15. In het hoofdgeding dient bij de Oberste Patent- und Markensenat het door Maselli ingestelde beroep tegen voormelde beslissing, die volgens haar ongeldig is omdat het merk sinds 1999 in voldoende mate en normaal is gebruikt, ook al geeft zij toe dat het merk een "nevenfunctie" heeft vervuld.

16. Silberquelle pleit daarentegen voor de bekrachtiging van de door het Oostenrijkse bureau voor de industriële eigendom uitgesproken nietigverklaring.

17. Van mening dat de beslechting van het geschil afhankelijk is van de uitlegging van richtlijn 89/104/EEG, heeft de Oberste Patent- und Markensenat derhalve besloten het Hof van Justitie van de Europese Gemeenschappen krachtens artikel 234 EG de volgende prejudiciële vraag voor te leggen:

"Dienen de artikelen 10, lid 1, en 12, lid 1, van [...] richtlijn 89/104/EEG [...] aldus te worden uitgelegd, dat een merk normaal wordt gebruikt wanneer het wordt gebruikt voor waren (in het hoofdgeding, alcoholvrije dranken) die de merkhouder na de sluiting van de koopovereenkomst gratis meegeeft aan de kopers van andere, door hem zelf in de handel gebrachte waren (textiel)?"

IV - Procesverloop voor het Hof

18. De verwijzingsbeslissing is bij de griffie van het Hof binnengekomen op 14 november 2007.

19. Binnen de in artikel 23 van 's Hofs Statuut-EG genoemde termijn zijn schriftelijke opmerkingen ingediend door Silberquelle, Maselli, de Portugese regering, de Tsjechische regering en de Commissie. Beide ondernemingen en de Commissie hebben ter terechtzitting van 23 oktober 2008 mondeling hun standpunt uiteengezet.

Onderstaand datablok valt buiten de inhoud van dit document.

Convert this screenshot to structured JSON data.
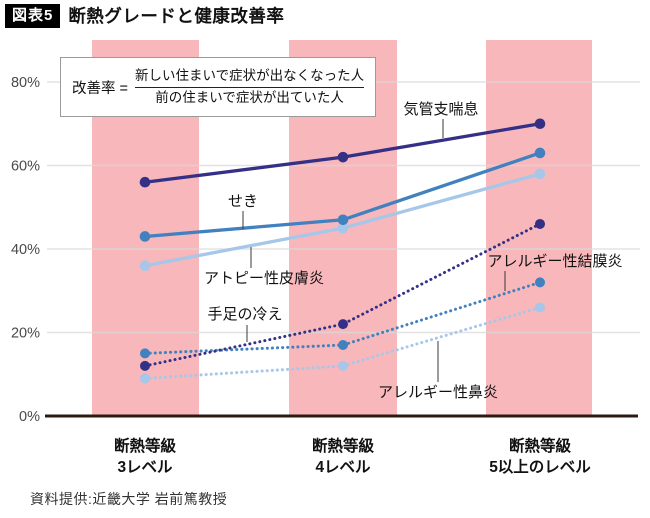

V - Bespreking van de prejudiciële vraag

A - Problematiek

20. De vraag van de Oberste Patent- und Markensenat betreft de contouren van het gebruiksvereiste van richtlijn 89/104/EEG, en wel vanuit kwalitatief en niet vanuit kwantitatief oogpunt, om duidelijkheid te krijgen of de omstandigheden van het gebruik van het merk WELLNESS-DRINK door Maselli aan de voorwaarden van de richtlijn voldoen, niet op basis van de intensiteit van de aanwezigheid op de markt, maar vanwege de relatie met de functies van het merk.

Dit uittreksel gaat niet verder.